Kamis, 28 Oktober 2010

Hukum Progresif Pendidikan

Hukum progresif yang diperkenalkan (Alm.) Prof Satjipto Rahardjo, guru besar Fakultas Hukum Universitas Diponegoro ternyata memiliki kajian yang amat luas. Lalu bagaimana bila hukum progresif diterapkan pada dunia pendidikan? Sejauh mana manfaatnya?
hukum progresif mengkaji kesalahan bukan hanya dari “apa” kesalahan itu, tapi lebih pada “mengapa” kesalahan itu dilakukan. Dalam hal ini, asas praduga tak bersalah memiliki peranan penting. Tersangka melakukan pledoi yang mungkin dapat meringankan hukuman atau bahkan membebaskannya dari jerat hukum.Pola semacam ini dapat diaplikasikan dalam dunia pendidikan.
Selama ini kelulusan siswa terutama SMA-sederajat dan SMP-sederajat menitikberatkan parameter kelulusan berdasarkan hasil nilai Ujian Nasional (UN). Parameter lain adalah nilai sikap siswa selama disekolah. Sekolah dapat menidakluluskan siswa apabila nilai sikapnya dibawah rata-rata, atau dengan kata lain siswa berperilaku buruk. Sekalipun sang siswa mendapat hasil UN yang memuaskan.
Aturan ini pada dasarnya baik, karena siswa tidak hanya dituntut cerdas secara akademis, namun juga harus cerdas secara emosional. Tujuan pendidikan adalah melatih kemandirian berpikir dan positive thinking. Tanpa emotional control, nasib bangsa ini kedepan tak akan jauh berbeda dengan kondisi saat ini, sarang koruptor. Korupsi menjadi musuh utama Indonesia saat ini, dari sinilah kita harus mulai mencegahnya.
Namun tak cukup sampai disitu, kebijakan nilai sikap sebagai pertimbangan kelulusan harus dilengkapi dengan penerapan hokum progresif. Sekolah harus mengkaji lebih dari sekadar “apa” kesalahan yang dilakukan, tapi harus sampai “mengapa” kesalahan itu dilakukan. Sangat mungkin siswa melakukan kesalahan (prbuatan buruk) bukan atas kemauannya.
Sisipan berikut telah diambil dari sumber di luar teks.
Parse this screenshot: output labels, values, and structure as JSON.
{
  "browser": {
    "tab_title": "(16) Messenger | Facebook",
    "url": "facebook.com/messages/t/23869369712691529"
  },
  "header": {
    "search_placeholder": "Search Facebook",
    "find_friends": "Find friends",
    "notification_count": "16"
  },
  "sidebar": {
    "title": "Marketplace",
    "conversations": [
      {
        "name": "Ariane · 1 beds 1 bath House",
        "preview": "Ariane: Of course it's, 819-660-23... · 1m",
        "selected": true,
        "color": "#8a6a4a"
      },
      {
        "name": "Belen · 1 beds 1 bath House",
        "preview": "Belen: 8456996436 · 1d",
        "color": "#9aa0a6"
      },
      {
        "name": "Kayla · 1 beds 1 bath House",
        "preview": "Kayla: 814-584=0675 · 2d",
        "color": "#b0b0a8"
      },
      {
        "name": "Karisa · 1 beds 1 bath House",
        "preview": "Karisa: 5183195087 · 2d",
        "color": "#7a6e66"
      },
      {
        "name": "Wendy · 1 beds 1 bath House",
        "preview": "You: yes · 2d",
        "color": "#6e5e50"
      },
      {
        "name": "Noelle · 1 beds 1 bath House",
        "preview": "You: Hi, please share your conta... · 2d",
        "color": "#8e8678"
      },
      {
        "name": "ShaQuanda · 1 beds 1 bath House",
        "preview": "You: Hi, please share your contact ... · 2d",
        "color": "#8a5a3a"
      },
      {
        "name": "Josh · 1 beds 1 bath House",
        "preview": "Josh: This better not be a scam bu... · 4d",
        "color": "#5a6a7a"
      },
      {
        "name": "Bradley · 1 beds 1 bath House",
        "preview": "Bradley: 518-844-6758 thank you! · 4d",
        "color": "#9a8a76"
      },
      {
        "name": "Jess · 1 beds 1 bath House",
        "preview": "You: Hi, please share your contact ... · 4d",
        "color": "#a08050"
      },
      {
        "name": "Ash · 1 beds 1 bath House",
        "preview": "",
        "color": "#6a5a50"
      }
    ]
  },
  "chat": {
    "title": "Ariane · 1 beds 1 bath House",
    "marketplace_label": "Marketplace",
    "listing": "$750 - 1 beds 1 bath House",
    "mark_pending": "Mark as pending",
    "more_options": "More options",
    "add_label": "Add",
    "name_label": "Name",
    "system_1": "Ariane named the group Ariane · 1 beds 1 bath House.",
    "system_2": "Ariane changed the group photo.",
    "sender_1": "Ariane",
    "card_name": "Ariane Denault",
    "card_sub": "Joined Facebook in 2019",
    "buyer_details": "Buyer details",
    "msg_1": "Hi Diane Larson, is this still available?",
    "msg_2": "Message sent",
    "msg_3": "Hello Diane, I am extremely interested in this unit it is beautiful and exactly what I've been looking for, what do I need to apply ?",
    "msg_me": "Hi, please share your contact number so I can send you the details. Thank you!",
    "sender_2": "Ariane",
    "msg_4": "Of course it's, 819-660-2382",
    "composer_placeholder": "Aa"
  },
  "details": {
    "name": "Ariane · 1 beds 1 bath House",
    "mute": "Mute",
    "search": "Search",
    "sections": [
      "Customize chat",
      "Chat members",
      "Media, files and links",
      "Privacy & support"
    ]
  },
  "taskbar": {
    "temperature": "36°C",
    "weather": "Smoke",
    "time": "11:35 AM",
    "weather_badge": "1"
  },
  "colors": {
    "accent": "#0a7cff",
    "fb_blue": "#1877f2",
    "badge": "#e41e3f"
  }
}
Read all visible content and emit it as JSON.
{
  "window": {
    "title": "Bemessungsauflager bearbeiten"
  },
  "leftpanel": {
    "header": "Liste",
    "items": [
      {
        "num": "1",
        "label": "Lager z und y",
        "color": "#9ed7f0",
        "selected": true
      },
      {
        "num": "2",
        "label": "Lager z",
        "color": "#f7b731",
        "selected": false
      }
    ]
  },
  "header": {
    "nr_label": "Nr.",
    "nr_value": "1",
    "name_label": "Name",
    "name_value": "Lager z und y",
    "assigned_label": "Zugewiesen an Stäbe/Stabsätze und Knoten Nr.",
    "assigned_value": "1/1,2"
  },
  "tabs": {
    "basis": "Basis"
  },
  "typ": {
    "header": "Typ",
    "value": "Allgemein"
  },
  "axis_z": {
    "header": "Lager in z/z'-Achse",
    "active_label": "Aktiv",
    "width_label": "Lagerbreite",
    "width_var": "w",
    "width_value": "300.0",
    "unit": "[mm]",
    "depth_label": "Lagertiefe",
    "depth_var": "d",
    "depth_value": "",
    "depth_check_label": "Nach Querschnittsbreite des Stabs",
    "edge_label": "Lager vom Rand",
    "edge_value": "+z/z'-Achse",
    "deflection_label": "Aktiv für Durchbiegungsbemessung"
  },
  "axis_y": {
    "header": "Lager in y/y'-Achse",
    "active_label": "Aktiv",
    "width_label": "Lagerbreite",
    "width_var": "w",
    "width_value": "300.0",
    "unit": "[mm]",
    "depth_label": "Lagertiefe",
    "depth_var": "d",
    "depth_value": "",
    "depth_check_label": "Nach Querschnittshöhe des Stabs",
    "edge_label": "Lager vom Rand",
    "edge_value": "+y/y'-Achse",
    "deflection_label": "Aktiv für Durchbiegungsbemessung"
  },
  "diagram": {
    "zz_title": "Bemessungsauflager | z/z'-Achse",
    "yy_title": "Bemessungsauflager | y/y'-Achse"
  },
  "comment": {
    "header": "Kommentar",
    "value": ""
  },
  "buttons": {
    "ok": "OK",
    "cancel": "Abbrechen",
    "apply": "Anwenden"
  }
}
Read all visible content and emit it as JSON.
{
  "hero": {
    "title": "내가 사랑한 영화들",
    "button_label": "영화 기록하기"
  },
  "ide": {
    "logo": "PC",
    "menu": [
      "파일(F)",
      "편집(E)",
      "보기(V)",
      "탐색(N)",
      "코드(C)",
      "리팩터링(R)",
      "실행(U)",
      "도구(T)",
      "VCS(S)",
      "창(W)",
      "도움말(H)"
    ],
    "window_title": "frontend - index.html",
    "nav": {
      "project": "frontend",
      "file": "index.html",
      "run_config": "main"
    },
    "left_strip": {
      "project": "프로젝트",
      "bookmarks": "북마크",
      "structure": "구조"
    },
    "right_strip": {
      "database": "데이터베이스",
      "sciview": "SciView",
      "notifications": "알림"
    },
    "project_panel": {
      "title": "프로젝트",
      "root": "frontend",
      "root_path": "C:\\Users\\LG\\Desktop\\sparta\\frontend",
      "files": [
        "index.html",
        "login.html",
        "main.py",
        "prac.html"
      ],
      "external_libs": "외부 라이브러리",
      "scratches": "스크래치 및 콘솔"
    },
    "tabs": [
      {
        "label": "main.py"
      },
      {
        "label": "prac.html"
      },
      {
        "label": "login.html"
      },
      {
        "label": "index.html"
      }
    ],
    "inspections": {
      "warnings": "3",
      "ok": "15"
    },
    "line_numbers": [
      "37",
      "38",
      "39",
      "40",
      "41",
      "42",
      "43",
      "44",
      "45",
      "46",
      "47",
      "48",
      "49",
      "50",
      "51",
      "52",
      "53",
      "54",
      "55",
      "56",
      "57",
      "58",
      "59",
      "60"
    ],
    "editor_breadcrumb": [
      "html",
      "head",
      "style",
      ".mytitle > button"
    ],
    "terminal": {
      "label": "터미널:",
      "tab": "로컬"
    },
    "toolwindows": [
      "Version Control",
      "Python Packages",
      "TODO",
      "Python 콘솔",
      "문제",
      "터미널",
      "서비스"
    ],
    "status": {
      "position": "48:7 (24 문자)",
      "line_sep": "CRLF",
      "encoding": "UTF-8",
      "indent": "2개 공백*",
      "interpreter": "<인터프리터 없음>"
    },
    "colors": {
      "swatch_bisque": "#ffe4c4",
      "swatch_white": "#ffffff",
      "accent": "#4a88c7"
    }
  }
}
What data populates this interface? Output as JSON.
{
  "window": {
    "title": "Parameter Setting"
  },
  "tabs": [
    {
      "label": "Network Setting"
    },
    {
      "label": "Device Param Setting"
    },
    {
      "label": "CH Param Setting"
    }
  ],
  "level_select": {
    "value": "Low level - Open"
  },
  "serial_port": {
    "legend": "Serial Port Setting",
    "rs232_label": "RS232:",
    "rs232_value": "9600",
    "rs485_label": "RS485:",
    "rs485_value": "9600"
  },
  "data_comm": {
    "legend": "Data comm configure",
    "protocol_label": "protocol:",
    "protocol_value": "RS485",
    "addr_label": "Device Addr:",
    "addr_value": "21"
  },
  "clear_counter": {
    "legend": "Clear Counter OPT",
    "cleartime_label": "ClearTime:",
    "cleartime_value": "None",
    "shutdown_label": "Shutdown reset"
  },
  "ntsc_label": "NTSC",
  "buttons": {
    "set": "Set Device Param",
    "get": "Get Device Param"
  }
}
Dengan demikian setiap siswa mendapatkan haknya untuk lulus, sekalipun melakukan kesalahan.
Taruhlah misalnya kasus yang terjadi di Jogjakarta, ketika siswa tidak diluluskan karena nilai sikapnya buruk. Sekolah tidak dapat serta merta tidak meluluskan siswa yang bersangkutan. Siswa berhak untuk menjawab dan melakukan pledoi atas kesalahannya. Setelah adanya proses pemahaman, barulah sekolahdiperbolehkan menetapkan sikap. Tidak menutup kemungkinan siswa dikeluarkan jika pledoinya ditolak karena alasan yang tidak rasional. Dengan demikian, hukuman siswa dapat sesuai dengan kesalahan yang mereka lakukan, sekaligus menjaga hak-haknya.
Perlu diketahui siswa usia SMA/SMP-sederajat secara psikologis tengah berada pada fase “gejolak”. Belum memiliki kematangan emosional, sehingga tidak dapat disamaratakan dengan hokum pidana.bagaimanapun, siswa berada rel pencarian jatidiri, sehingga kesalahan sangat mungkin terjadi.
Hukum progresif mengajarkan untuk memberikan hukuman yang mendidik, dengan mempertimbangkan berbagai aspek (manfaat dan kerugian). Pun dalam kajian pendidikan, sekolah perlu mempertimbangkan beberapa aspek, seperti kondisi orangtua siswa (ekonomi), dan kondisi psikologis siswa. Masih hangat ditelinga kita seorang siswi di Jambi nekat bunuh diri karena tidak lulus UN. Sungguh tidak layak ketika angka nilai UN harus dipertukarkan dengan nyawa.
Akhirnya, kebijaksanaan menjadi senjata kunci dalam proses pendidikan. Hukuman layak untuk sebuah kesalahan, asal tidak menyandera hak siswa.